How do we know the power
of Placental tissue as a
potent promoter of
regenerative powers?
Continued from previous issue
It’s long been possible to identify certain defects in a developing fetus and surgically repair them. The surgery itself requires incision into mothers abdomen. Yet, after further development in the womb, the baby is born with no scar, while mother still has scar. Why is that?

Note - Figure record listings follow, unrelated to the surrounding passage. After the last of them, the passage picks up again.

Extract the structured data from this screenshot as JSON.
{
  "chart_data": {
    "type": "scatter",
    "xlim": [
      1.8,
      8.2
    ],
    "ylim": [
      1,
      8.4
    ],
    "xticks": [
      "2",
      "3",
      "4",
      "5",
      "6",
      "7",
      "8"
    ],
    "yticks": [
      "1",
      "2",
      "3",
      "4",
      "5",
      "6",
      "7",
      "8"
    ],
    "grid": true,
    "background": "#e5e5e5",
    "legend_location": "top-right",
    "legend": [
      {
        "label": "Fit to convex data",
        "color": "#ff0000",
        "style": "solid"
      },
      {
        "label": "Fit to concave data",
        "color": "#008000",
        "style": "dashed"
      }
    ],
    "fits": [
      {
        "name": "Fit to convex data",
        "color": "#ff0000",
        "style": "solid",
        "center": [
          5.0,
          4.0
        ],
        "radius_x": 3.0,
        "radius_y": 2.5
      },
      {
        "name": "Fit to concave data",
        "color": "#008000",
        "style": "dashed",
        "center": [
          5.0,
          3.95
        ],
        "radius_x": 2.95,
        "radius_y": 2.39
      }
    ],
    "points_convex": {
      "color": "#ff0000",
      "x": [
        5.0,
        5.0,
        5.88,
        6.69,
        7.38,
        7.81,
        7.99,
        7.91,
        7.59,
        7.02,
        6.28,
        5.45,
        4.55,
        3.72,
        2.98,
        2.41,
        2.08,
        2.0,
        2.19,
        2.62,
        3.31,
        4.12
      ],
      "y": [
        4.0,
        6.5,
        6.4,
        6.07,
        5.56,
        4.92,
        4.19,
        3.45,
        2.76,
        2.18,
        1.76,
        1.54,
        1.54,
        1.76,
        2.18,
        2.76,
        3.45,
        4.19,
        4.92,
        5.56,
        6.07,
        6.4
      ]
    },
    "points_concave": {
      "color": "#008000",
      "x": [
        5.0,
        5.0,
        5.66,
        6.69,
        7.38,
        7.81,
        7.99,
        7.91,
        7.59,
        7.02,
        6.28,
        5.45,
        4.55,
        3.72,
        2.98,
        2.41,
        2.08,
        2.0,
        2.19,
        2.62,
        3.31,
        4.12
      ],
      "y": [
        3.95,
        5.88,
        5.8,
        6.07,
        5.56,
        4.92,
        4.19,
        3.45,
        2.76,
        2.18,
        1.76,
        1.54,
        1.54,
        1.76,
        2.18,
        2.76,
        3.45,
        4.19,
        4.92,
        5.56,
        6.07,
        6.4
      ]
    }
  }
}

Lets look at its background, a commonly used phrase in the field of chronic wound management, is the “process of replacing or regenerating human cells, tissues, or organs to restore or establish normal function” (1). The term also refers to a group of biomedical approaches to clinical therapies that involve the use of stem cells. Tissue-engineered skin and platelet-derived growth factors represent substantial advancements in wound healing, because they stimulate the delivery of certain factors considered important to regenerative medicine, including growth factors, fibroblasts, collagen, and a physical scaffold on which wound repair and regeneration can occur.
The amniotic membrane (AM) or amnion is a tissue of particular interest because it can provide cells with multi-potency. Amnion is easily obtained after Cesarean delivery, because the placenta and associated fluid and membrane are typically discarded after childbirth. The cells have been shown to have extremely low immunogenicity, and their procurement avoids the controversies associated with obtaining human embryonic stem cells. Thus, the use of AM and amniotic fluid (AF) has been proposed as a potentially useful allograft cell therapy in regenerative medicine (2).
The AM is the innermost layer of the placenta and consists of a thin epithelial layer, a thick basement membrane, and an avascular stroma. It contains collagen types III, IV, V, and VII and fibronectin and laminin (3–5). It also contains fibroblasts and growth factors, modulates cytokine and growth factor levels.
It has also been shown to have unique properties, including the ability to suppress pain, fibrosis, and bacteria, and to promote wound healing (6–10). The AM contains 2 cell types of different embryologic origin; specifically, amnion epithelial cells, derived from the embryonic ectoderm, and amnion mesenchymal cells, derived from embryonic mesoderm (2). The recommendation of the International Society for Cellular Therapy has been that mesen-chymal cells derived from amnion be referred to as amniotic membrane-human mesenchymal stromal cells (AM-hMSCs) (3).
AF contains nutrients and growth factors that facilitate fetal growth and provides mechanical cushioning and antimicrobial properties that protect the fetus. The human amnion is a single layer of epithelial cells separating the amniotic cavity from the vascularized chorion. Early in gestation these amniocytes are flattened; however, as pregnancy progresses, they become cuboidal and have increasing numbers of microvilli on their apical surface. Tortuous intercellular channels exist between the tight junctions of amniocytes. Vascular endothelial growth factor (VEGF) in the fetal membranes appears to be a mediator of this process. VEGF promotes blood vessel development within the amnion and influences the permeability of the microvessels, which perfuse the fetal and placental surfaces (11).